Every morning, our hosts leave an offering at our doorstep, as well as every other one in the homestay. The offering includes some flowers, incense, and food — including a really cute animal cracker and a piece of chocolate wrapped in foil.

A short ceremony accompanies the offering, with the lighting of the incense, a blessing over the smoke, and the sprinkling of some water. They do this early in the morning, often before we ever wake up or are there to witness it. Similar offerings are made at the spirit house that watches over the entire place, and at small shrines to Ganesh. These offerings are a deep part of their Hindu culture, and not something they do to impress us.

I am in love with this custom. At first glance, it seems unclear exactly who the offering benefits. Surely our inanimate abode and the statue of Ganesh can neither smell the incense nor eat the food? The food is not meant for us to consume either, although ants and the occasional bird have reached their own conclusions.

The offerings are a sign of respect — for the protection they kindly wish upon their guests, for the gratitude they feel towards this place that they keep, and for the mindfulness they cultivate within themselves. It takes a few moments of their morning each day to do this, perhaps even up to an hour all told.
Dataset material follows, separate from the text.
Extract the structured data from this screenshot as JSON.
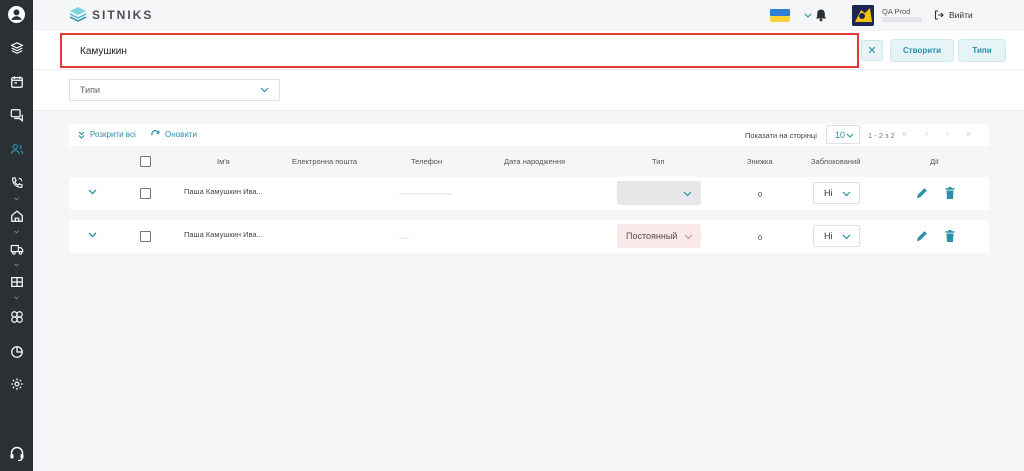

It is easy, especially for the Western mind, to think that if we grok all these concepts intellectually, we can hold them equally in our hearts, and rush through (or skip) any time consuming acts that instill mindfulness. I am seeing firsthand through meditation and my own daily practices how such deliberate acts move compassion out of the mind and into the heart.

For example, while I am not likely to start putting out offerings to the spirits (begging your forgiveness, Shiva!), I am feeling more deeply the difference between tossing out an affectionate “good night” to my children as a matter of habit, versus taking a moment to really acknowledge them, give thanks for whatever they might’ve chosen to share with me that day, and quietly wish upon them all the love in my heart.

When I wake up and see the blessings our hosts have left our doorstep, I might not have been there to thank them personally, but I try to return the favor by taking a mindful moment to appreciate the floral arrangement they’ve put together and to offer a blessing in my heart for their well being and good fortune.

Which goes to answer the question, if we extend love and compassion in this world even if no one is there to receive it, does it reverberate? To which I believe the answer is a resounding yes.